Je ne me promène plus. Je m’en désole. Je suis encore submergé par de petites et de grandes tâches. Le printemps n’en poursuit pas moins son avancée hâtive sur Montréal. Nous n’avons pas eu, pour ainsi dire, d’hiver ici. Tout juste me suis-je servi de la pelle pour dégager les escaliers. Heureusement, nous n’avons pas subi non plus des pluies interminables même si le ciel fut plus gris, il me semble, qu’à son habitude durant pareille saison.

Quelqu’un me demandait, hier, comme ça allait. Eh bien, ça va bien. Un autre m’invitait, l’autre jour, à aller prendre un café, cachant à peine sa timidité et ses intentions. « Comment vont les amours ? » avait-il lancé. J’ai souri. Les amours vont très bien, mais tu n’en sauras malheureusement rien. Je ne parle pas de ces choses, car peu de gens les comprendraient et ça ne se dit pas vraiment.

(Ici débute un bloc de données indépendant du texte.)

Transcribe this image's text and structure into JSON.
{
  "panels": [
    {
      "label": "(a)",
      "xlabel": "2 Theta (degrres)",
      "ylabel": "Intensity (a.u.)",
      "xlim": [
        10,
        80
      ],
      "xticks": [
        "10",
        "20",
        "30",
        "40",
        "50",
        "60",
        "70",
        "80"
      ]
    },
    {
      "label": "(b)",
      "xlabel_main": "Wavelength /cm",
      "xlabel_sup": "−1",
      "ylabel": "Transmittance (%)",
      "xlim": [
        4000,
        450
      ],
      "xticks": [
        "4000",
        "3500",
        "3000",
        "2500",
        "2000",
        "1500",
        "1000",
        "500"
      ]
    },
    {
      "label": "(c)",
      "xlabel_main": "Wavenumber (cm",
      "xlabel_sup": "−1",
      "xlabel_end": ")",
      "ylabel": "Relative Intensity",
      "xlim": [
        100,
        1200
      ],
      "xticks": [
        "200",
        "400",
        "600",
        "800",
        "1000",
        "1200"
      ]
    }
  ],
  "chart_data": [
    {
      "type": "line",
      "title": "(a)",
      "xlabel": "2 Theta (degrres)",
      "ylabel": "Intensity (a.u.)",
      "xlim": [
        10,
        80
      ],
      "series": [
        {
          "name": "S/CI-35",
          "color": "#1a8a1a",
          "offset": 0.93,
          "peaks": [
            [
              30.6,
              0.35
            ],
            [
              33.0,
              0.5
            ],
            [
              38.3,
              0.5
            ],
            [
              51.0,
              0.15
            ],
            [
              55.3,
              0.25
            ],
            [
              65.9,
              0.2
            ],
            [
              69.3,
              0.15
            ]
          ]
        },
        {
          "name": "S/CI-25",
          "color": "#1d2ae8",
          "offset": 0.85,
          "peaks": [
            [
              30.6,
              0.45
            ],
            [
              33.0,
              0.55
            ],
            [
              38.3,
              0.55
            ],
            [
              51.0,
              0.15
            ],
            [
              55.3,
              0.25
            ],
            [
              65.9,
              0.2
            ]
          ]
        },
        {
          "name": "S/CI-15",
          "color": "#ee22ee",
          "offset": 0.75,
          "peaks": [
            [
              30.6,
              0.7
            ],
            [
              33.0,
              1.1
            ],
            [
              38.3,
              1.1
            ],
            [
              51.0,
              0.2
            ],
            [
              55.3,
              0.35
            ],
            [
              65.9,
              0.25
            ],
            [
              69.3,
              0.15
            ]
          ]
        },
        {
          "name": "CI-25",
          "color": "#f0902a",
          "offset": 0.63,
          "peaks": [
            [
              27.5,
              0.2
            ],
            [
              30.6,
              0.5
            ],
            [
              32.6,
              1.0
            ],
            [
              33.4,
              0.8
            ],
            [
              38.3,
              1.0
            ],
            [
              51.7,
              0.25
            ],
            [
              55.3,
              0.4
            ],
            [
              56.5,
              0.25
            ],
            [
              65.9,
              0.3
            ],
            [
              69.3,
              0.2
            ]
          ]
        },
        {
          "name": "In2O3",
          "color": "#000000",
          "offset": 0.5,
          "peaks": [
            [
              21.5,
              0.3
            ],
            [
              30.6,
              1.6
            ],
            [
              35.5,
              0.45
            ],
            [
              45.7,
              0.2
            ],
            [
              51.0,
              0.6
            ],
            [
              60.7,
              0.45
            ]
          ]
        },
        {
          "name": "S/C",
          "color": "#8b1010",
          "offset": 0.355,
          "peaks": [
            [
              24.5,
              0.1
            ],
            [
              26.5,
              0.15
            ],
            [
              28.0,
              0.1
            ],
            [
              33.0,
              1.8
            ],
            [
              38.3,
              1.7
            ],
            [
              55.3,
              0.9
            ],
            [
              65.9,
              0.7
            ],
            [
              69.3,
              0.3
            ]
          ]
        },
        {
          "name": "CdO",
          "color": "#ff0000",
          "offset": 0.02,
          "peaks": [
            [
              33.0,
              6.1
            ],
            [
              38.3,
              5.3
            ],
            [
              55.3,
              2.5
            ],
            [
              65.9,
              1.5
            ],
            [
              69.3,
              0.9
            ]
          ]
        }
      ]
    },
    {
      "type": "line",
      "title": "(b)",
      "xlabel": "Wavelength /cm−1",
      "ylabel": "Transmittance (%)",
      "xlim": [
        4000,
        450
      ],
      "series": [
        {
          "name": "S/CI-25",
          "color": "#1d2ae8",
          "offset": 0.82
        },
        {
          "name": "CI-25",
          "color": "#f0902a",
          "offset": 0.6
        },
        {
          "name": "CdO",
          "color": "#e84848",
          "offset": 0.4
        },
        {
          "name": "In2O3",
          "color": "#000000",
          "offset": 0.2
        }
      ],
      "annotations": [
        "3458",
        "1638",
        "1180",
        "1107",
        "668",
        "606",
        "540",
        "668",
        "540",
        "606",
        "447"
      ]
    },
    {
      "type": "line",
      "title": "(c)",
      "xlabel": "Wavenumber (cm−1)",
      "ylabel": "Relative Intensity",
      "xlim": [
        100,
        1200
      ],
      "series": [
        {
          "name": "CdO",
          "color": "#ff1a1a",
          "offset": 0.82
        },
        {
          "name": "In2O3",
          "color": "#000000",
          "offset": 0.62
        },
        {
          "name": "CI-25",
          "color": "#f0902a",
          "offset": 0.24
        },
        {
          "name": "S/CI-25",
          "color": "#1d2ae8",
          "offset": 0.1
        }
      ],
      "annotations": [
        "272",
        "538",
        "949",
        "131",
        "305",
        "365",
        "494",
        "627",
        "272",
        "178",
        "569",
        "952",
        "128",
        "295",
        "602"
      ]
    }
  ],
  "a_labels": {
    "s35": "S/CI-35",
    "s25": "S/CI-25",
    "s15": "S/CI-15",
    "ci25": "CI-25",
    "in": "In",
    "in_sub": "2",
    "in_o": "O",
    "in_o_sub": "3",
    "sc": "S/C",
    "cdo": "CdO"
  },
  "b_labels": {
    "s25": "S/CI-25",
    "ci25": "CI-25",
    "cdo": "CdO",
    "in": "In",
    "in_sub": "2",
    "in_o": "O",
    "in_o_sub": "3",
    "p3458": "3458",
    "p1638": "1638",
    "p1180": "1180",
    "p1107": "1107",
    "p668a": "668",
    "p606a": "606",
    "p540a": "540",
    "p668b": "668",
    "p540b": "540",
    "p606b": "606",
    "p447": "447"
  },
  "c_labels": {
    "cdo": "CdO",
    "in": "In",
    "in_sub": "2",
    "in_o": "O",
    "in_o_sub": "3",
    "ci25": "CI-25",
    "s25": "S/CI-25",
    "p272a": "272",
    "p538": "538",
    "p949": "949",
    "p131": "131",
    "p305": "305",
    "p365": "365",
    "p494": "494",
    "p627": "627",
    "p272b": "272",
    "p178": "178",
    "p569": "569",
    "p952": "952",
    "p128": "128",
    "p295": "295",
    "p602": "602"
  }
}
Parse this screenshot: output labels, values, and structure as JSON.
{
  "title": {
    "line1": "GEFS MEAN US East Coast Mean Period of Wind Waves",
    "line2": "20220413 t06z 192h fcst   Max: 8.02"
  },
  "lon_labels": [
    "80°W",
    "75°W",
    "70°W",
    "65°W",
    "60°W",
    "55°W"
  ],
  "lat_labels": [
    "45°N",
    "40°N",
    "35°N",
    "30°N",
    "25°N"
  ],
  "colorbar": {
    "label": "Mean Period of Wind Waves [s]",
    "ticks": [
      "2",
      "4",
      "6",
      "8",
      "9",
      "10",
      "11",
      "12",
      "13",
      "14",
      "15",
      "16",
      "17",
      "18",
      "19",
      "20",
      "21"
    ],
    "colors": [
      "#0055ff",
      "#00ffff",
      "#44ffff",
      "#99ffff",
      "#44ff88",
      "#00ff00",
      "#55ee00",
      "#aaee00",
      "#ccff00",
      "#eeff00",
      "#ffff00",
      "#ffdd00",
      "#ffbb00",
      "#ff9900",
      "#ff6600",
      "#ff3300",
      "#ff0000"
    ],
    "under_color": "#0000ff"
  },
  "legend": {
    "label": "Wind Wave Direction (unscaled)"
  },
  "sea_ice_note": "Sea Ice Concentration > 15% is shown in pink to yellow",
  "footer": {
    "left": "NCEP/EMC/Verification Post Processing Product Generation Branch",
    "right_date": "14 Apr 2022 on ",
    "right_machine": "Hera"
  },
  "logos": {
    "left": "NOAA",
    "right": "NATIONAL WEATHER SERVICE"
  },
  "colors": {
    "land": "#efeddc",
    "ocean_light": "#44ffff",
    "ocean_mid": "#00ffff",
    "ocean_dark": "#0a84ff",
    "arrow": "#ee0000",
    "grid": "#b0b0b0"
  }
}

À lire quelques remarques de mon ancien éditeur sur le manuscrit annoté des Mailles sanguines, à repenser à ce que monsieur L. des éditions B. a inscrit aussi dans sa lettre curieusement floue mais encourageante, puis à relire ce qui agace ou choque dans ce que j’ai pu écrire dans mon texte, je me rends compte que la vérité n’est pas la meilleure aillée de la littérature, elle n’est pas non plus l’amie de ces promenades publiques. Nous sommes des gens vulgaires. Hier encore, durant cette journée de la femme, une amie s’est moquée vertement d’une autre en suggérant qu’elle devait avoir ses règles. Entre amis, on peut faire ce genre de blagues, ça ne sort pas du cercle. Entre amants, on peut se gaver de passion, pourvu que, une fois le repas du lit terminé, on se lave et on se rhabille.

Il semble en être ainsi autant des petites que des grandes réalités. Ça se passe toujours ailleurs et différemment de ce qui est raconté.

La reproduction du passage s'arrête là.